Am Donnerstag, 15. Januar ist die Fürenalp Schleife an der Reihe. Eine Art Cross-Country Strecke im Engelbergertal. Dieses Rennen ist wahrscheinlich das einfachste der fünf und hat ein Profil, ähnlich wie eine Marathon-Mountainbike Strecke (außer, dass die Teilnehmer auf Schnee unterwegs sind).

Am Freitag gibt es dann gleich drei Rennen – der 900 m Aufstieg zur Brunnihütte und danach die Abfahrt. Diese wird separat gewertet damit die Fahrer den fantastischen Ausblick von der Brunnihütte genießen können.

Der Höhepunkt ist dann am Freitagabend, wenn unter Flutlicht das „Rocky Dual“ statt findet – wobei jeder Teilnehmer auf der Klostermatte zwei Läufe auf separaten Slalomkursen absolviert, um den besten Slalom-Fahrer zu bestimmen.

snow epic engelberg fatbike festival

Das Rennen endet am Samstag mit zwei Runden um den Trübsee, ein Gebirgssee oberhalb von Engelberg. Die Fahrer werden von majestätischen schneebedeckten Hängen, und dem weltbekannten Titls umgeben sein. Nach dem Mittagessen findet die Abfahrt zurück ins Dorf statt, diese wird nicht gewertet.

Vermaak, in Radsport Kreisen bekannt als der Gründer von Südafrikas erfolgreichen ABSA Cape Epic, war vor einem Jahr im Skiurlaub in Engelberg, als die Snow Epic Idee zustande kam. Einheimische aus Engelberg und nun Snow Epic Partner Evert van Muyden und Herman Coertze waren jeden Tag mit dem Mountainbike im Schnee unterwegs um für das ABSA Cape Epic zu trainieren und Vermaak fragte sich: „Warum nicht ein Mountainbike-Rennen im Schnee“

Hinzu kam, dass der Fatbike Trend in Europa immer mehr Fuß fasst und in Nordamerika bereits extrem erfolgreich ist.

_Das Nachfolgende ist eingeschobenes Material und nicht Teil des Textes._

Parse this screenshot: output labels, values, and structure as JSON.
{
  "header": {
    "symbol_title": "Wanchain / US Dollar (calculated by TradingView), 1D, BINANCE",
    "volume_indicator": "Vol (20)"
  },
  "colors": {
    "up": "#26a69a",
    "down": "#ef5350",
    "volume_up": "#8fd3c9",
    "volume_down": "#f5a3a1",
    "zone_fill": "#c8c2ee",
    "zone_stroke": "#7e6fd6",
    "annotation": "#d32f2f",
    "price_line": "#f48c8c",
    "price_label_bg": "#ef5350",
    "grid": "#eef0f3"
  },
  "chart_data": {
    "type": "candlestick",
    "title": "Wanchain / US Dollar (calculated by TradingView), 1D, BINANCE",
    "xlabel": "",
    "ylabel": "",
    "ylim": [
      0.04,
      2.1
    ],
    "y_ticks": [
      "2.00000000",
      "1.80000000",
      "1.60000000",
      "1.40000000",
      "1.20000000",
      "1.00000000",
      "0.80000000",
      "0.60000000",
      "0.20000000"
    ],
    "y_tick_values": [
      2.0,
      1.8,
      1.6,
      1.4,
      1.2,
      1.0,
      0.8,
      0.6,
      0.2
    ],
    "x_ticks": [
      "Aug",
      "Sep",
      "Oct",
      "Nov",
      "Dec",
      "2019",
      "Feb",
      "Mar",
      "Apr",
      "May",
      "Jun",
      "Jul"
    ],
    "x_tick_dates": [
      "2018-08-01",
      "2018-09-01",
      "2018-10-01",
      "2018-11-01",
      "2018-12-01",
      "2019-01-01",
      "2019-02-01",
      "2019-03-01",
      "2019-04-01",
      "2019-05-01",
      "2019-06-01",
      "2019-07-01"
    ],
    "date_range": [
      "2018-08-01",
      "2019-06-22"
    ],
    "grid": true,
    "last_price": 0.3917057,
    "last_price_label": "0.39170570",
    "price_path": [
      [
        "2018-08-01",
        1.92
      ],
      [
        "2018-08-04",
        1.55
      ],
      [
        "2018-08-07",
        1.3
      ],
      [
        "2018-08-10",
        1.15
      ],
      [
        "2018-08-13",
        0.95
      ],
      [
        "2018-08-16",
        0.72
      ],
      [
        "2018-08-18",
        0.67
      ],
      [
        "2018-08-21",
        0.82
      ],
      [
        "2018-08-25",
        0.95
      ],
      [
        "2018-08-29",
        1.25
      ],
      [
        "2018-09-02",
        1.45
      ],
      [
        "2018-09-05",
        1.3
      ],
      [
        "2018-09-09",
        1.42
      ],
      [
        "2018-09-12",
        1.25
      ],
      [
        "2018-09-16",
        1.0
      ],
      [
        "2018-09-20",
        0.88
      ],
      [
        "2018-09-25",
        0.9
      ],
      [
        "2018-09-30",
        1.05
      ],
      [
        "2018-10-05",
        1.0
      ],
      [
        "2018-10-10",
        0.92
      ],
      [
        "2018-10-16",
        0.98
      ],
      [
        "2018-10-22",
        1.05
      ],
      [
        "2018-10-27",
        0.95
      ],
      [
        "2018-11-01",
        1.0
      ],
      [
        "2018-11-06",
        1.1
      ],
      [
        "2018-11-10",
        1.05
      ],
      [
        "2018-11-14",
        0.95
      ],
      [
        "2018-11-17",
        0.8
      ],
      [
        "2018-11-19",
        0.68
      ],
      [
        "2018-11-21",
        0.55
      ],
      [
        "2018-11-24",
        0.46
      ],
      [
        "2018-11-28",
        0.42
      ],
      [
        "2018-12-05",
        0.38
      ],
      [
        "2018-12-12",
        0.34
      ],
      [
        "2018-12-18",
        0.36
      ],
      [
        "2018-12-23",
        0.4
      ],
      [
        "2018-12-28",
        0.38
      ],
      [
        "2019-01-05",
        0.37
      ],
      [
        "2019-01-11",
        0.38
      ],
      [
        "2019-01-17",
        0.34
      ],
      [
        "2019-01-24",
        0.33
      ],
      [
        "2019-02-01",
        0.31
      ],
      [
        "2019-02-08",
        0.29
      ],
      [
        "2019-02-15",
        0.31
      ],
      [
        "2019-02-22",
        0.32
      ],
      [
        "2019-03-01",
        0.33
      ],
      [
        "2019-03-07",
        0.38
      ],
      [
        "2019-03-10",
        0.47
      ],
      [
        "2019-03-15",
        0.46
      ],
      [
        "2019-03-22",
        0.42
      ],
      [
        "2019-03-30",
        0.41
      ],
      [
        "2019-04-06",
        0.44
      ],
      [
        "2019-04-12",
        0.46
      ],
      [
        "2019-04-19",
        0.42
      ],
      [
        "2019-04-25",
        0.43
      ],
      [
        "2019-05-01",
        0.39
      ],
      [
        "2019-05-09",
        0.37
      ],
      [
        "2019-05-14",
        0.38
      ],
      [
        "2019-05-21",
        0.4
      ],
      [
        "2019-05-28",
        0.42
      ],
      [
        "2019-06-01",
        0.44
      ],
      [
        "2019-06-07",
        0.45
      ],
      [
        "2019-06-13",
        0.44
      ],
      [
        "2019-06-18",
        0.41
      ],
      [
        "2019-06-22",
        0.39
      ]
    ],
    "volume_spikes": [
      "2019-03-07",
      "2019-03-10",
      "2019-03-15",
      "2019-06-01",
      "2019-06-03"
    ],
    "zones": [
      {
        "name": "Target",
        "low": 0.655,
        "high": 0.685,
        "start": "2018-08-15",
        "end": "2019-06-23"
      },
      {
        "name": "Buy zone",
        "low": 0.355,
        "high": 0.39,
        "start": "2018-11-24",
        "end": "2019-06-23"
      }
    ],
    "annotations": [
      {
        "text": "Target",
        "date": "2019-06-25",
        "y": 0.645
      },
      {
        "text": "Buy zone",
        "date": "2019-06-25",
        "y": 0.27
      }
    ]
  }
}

Die Veranstaltung wurde offiziell erst vor 5 Monaten ins Leben gerufen (www.snow-epic.com).

Die Hauptsponsoren des Snow Epic sind Rocky Mountain und BiXS, mit der Unterstützung der Stadt Engelberg. Es wird ein 26 minütiges TV-Programm produziert und mit der sehr erfolgreichen ABSA Cape Epic TV-Produktion gebündelt.